The OSESP’s Elektra, Susan Bullock, is not exactly a dramatic soprano – she produces big top notes all right and has a large voice, but one sees she has to shift for another gear for the most exposed passages, when her soprano could sound rather colourless and gusty. In these circumstances, her stamina is truly admirable: I could say she ended the opera without any sign of fatigue – already something of a feat. What is beyond doubt is her musical intelligence – she has very clear diction (a rarity in this repertoire), expert word pointing and tone colouring and – when not hard pressed – her voice has a rather feminine and young (although not immediately pleasant) sound. Because of that, the long scene with Orest showed her particularly vulnerable and touching. Although the concert featured only a hint of stage movements, Bullock proved that she needs no costumes and sceneries to produce the complete experience – her dramatic commitment and sheer charisma worked the magic alone.

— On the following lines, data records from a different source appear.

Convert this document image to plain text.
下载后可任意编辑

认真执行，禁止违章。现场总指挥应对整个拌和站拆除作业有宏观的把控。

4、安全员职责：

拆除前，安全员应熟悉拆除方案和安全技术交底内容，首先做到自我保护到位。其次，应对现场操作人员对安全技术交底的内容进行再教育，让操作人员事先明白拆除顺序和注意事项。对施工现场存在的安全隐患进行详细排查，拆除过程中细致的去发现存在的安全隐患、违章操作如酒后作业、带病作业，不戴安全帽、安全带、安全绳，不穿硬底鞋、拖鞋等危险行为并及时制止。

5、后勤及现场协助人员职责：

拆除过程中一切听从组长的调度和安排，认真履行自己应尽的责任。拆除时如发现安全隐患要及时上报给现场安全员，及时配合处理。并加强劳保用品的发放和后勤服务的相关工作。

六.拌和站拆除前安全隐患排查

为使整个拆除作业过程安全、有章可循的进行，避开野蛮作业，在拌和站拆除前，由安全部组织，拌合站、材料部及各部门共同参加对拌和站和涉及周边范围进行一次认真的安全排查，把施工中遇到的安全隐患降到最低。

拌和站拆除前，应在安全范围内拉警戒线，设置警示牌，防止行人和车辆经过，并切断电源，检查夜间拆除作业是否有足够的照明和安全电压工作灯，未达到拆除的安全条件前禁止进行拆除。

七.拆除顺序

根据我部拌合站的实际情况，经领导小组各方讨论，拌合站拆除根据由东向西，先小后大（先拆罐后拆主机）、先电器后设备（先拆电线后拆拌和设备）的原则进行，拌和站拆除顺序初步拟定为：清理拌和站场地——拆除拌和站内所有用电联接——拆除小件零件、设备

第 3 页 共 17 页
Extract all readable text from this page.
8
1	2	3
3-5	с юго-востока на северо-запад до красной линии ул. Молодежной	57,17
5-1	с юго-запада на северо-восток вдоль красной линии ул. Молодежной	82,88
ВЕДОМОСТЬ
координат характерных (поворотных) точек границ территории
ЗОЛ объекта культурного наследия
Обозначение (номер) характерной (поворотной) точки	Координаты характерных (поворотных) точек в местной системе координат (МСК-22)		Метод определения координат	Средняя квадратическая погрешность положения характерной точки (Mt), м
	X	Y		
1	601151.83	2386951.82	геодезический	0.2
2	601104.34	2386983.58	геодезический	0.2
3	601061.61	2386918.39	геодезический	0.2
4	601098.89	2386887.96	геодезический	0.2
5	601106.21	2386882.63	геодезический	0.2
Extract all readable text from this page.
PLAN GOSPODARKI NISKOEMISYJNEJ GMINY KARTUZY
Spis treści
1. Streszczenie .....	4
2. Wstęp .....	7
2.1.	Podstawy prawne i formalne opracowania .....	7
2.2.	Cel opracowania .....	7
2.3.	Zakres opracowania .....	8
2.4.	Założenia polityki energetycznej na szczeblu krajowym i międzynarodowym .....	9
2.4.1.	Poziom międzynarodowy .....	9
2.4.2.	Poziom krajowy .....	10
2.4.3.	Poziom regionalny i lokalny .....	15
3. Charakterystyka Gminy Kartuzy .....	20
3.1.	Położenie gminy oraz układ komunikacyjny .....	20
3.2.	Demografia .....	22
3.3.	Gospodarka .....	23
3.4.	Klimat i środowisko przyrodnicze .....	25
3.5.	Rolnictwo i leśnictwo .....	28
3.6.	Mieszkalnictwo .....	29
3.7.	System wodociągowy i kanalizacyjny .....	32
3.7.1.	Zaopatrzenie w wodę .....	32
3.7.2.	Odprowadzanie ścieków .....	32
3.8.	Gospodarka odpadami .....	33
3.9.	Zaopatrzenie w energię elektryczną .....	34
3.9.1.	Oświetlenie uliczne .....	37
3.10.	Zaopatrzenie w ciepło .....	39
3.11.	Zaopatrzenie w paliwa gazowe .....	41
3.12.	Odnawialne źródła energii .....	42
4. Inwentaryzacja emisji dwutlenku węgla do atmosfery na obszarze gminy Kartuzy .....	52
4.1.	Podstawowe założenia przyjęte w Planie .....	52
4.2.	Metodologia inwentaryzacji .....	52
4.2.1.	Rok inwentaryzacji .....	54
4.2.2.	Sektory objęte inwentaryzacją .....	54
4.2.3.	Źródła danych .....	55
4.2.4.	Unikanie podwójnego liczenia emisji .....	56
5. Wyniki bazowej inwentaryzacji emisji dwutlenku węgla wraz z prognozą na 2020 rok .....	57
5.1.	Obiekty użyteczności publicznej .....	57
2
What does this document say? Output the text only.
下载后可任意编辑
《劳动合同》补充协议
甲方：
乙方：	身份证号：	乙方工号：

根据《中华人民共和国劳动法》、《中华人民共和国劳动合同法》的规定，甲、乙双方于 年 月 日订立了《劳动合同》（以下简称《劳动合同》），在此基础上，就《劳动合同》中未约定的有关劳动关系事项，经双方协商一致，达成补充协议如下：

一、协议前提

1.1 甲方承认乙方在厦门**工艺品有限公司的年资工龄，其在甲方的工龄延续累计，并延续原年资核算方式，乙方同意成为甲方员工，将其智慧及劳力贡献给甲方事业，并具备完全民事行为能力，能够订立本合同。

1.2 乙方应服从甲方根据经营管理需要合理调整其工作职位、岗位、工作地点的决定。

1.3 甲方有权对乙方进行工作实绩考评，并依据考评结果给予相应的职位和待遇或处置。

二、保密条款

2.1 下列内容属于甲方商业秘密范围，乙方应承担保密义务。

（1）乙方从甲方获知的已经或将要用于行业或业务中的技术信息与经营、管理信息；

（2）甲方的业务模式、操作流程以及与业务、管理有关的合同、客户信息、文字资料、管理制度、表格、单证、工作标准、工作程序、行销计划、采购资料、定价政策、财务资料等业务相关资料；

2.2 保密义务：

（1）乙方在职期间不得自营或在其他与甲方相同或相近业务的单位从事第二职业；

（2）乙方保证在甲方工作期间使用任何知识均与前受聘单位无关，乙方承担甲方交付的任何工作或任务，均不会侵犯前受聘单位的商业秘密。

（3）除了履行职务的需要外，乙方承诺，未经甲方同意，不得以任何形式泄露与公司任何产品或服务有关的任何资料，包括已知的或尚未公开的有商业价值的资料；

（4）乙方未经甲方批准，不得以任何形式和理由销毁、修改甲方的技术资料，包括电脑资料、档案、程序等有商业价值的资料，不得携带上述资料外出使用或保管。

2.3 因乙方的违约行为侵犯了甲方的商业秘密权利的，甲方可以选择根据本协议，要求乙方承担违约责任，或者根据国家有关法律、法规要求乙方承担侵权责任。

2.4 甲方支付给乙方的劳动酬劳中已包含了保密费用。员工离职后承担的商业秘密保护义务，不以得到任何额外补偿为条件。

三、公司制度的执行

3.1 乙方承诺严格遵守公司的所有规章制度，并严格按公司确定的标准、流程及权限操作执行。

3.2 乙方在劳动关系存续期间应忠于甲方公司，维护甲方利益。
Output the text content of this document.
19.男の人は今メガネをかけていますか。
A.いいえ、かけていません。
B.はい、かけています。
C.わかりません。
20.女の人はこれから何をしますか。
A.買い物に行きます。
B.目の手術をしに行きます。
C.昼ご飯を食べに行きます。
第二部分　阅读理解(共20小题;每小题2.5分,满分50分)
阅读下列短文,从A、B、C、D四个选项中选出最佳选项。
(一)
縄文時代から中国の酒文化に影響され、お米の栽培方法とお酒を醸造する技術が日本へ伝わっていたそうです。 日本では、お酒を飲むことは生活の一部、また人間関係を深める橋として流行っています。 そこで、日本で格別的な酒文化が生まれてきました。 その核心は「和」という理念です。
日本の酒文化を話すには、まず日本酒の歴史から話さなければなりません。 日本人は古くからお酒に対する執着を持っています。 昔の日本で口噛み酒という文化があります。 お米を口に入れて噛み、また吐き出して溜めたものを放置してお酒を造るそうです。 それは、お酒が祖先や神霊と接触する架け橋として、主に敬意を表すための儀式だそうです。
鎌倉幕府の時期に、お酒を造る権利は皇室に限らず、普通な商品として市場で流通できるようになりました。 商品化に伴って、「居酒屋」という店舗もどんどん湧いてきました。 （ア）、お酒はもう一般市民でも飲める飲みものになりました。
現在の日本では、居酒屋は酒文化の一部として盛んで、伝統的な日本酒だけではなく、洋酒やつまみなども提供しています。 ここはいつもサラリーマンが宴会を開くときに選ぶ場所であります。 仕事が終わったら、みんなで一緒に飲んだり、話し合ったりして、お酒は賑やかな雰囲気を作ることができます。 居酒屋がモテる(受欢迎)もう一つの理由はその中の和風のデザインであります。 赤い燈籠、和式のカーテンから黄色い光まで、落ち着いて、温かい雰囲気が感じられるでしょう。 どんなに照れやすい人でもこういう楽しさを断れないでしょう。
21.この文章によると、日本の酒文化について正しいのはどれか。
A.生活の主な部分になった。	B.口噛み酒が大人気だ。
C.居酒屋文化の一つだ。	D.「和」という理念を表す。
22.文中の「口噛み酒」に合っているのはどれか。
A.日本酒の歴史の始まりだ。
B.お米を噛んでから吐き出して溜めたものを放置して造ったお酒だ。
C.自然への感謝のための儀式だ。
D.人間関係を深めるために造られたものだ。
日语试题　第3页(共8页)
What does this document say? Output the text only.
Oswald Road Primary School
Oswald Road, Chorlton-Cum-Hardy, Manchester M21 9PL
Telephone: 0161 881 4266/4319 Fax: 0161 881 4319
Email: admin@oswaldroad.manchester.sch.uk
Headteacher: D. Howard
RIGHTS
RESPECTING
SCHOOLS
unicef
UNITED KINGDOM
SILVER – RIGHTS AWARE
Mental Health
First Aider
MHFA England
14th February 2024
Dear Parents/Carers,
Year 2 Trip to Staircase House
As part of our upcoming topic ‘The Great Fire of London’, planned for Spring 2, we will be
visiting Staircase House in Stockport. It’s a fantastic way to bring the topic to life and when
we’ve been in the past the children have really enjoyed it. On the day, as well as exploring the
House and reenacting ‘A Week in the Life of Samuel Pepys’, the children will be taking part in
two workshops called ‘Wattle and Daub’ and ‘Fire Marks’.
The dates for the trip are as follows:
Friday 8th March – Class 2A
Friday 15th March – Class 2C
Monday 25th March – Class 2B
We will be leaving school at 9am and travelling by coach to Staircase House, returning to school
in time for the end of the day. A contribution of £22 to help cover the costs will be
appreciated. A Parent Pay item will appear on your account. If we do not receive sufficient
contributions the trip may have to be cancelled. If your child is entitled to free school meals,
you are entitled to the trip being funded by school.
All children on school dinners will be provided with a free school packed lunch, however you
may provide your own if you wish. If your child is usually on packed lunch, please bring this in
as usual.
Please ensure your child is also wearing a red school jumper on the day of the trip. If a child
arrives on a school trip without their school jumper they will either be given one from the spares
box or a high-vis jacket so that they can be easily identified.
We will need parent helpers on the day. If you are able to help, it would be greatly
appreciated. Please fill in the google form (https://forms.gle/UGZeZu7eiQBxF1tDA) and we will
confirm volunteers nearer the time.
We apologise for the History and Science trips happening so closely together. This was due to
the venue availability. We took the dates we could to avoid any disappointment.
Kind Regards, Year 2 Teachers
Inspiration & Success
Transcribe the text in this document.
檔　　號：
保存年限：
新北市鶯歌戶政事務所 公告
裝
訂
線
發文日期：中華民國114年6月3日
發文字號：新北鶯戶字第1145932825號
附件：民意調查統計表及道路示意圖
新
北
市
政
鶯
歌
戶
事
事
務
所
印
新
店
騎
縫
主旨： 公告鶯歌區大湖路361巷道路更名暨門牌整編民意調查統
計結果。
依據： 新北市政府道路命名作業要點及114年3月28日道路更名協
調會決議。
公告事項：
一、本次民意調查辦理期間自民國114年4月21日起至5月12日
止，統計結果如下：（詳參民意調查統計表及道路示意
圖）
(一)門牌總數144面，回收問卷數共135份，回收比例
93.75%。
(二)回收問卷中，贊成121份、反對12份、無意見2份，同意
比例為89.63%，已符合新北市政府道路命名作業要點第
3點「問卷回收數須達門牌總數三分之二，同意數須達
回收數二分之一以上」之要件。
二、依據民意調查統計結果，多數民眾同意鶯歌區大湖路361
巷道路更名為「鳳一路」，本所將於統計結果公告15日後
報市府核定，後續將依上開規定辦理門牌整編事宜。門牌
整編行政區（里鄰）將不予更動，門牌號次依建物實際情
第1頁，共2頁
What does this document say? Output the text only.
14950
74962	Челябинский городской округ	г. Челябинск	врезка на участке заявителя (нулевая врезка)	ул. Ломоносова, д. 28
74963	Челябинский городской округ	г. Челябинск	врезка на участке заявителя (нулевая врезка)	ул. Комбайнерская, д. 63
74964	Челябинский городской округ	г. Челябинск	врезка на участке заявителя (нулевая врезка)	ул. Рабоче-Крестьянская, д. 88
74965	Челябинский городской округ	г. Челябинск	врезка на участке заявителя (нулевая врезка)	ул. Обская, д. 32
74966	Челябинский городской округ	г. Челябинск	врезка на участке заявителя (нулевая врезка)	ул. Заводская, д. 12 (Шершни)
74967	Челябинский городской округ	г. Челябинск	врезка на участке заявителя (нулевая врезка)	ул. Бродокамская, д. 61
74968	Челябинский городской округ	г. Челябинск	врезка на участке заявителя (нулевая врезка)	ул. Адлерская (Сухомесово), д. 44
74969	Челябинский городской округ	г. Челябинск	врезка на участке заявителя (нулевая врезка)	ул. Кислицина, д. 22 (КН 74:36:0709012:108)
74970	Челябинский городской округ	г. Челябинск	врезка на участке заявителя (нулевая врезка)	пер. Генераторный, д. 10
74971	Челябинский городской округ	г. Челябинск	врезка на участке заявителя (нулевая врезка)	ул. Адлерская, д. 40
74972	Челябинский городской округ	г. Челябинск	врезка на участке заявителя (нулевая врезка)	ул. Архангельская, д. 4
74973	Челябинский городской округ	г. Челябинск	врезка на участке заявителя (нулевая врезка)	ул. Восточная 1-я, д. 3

Silvana Dussman’s bright focused almost instrumental soprano produced the right kind of contrast in the role of Chrysothemis. Although her voice is some five inches below the the required jugendlich dramatisch soprano fach, her gleaming top notes did provide the necessary thrill. A beautiful performance. Jadwiga Rappé’s mezzo soprano similarly was a couple of sizes too small for Klytämnestra – she understands the role and deals with the difficult declamatory passages to the manner born, but both her extreme top and low notes were too modest for the occasion. As usual, Stephen Bronk was an exemplary Orest in his rock-solid Heldenbariton. Ian Storey´s tenor is heartier than we are used to hear in this part, but the angular writing of the part of Ägysth showed him a bit unfocused and uninteresting. Among the minor roles, mezzo soprano Adriana Clis caused a great impression with her sizeable dark mezzo soprano as the First Maid.